La corrupción política en España ha llegado a ocupar los medios de comunicación y el debate político hasta un punto en que puede llegar a saturar la percepción y el entendimiento de los ciudadanos. Es necesario reflexionar para poner las cosas en su sitio y darles su justa medida y alcance.
Para empezar, que se haya llevado a los tribunales y se haya condenado a exministros y expresidentes regionales, es una contundente señal de integridad del sistema. Si en algún momento la corrupción se tolera, los mecanismos de nuestro propio sistema la detectan, la persiguen y la condenan. Sin duda, se podría haber hecho mejor, más rápido y sin tener que sortear tantas dificultades, pero se ha conseguido y eso es algo de lo que nos tenemos que felicitar todos los españoles.
En segundo lugar, en los casos más mediáticos, que afectan a los dos grandes partidos tradicionales, nos encontramos con dos tipos de corrupción, ambos condenables, pero con medios e intenciones diferentes.

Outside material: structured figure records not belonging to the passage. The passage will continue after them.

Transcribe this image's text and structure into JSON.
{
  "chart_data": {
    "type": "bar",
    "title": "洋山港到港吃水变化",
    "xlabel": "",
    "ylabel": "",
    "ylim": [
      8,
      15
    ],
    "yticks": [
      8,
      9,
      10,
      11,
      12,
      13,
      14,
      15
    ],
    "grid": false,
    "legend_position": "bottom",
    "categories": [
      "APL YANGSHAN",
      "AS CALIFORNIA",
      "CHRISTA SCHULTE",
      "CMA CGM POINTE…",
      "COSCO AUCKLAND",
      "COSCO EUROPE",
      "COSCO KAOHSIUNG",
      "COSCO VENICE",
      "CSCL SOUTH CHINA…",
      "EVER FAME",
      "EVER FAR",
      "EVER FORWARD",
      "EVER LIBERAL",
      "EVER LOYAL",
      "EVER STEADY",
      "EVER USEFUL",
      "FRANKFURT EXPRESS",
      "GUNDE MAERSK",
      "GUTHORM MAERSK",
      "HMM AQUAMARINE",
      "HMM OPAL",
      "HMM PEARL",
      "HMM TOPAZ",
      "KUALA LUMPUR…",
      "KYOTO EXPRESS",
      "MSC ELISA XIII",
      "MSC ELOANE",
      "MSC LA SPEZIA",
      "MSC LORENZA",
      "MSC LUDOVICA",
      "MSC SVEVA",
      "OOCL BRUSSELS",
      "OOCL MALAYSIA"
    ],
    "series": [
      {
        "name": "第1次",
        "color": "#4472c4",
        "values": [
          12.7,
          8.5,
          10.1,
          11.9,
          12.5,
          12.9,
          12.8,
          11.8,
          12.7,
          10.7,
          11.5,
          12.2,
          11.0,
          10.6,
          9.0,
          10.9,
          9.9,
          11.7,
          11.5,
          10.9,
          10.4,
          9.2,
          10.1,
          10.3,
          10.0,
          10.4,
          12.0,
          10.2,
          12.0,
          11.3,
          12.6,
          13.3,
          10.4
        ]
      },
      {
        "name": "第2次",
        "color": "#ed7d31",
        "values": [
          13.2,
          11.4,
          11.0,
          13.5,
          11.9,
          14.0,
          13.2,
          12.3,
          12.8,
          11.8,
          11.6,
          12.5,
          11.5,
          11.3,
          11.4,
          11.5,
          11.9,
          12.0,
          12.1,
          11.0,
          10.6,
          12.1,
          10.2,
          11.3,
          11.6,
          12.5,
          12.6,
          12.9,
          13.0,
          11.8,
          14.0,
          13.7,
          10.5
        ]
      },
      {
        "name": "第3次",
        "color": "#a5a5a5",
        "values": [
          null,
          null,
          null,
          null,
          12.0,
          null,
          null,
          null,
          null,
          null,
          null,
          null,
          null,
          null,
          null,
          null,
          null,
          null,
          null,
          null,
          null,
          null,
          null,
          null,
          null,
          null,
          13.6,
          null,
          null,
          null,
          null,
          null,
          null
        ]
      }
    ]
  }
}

En un caso, el poder se utilizó para apropiarse de dinero. Algunos empresarios conseguían adjudicaciones de obras o actos de campaña a cambio de comisiones a los políticos adjudicatarios. Algo de ese dinero también llegaba al partido, en forma de servicios gratuitos o de donativos. El poder era el medio, el enriquecimiento era el fin.
En el otro caso, el dinero se utilizó para asegurar el poder. Dinero público se desviaba a ayudas injustificadas a amigos o simpatizantes, que influían en su entorno para mantener el voto hacia el partido gobernante. En este caso, los políticos implicados y el mismo partido se beneficiaban directamente asegurando su cuota de poder, e indirectamente por la financiación pública a los partidos en función de su representación y por los cargos que mantenían en el gobierno regional.
En ambos casos, se malversaba dinero público y se obtenía un beneficio. En el primero, el beneficio era fundamentalmente económico, en el segundo el beneficio era económico para el amigo y político para el dirigente público.
No se trata de definir cuál de las dos modalidades es peor, o cual merece un trato más duro, al fin y al cabo, nos enfrentamos con dos variantes de un mismo problema: el bien particular (poder y enriquecimiento) se ha impuesto sobre el bien común (la justa administración de los bienes públicos), cuando debería ser al revés: el bien común debe ser prioritario sobre el bien particular.
Así la justicia (bien común) se ha impuesto sobre la impunidad.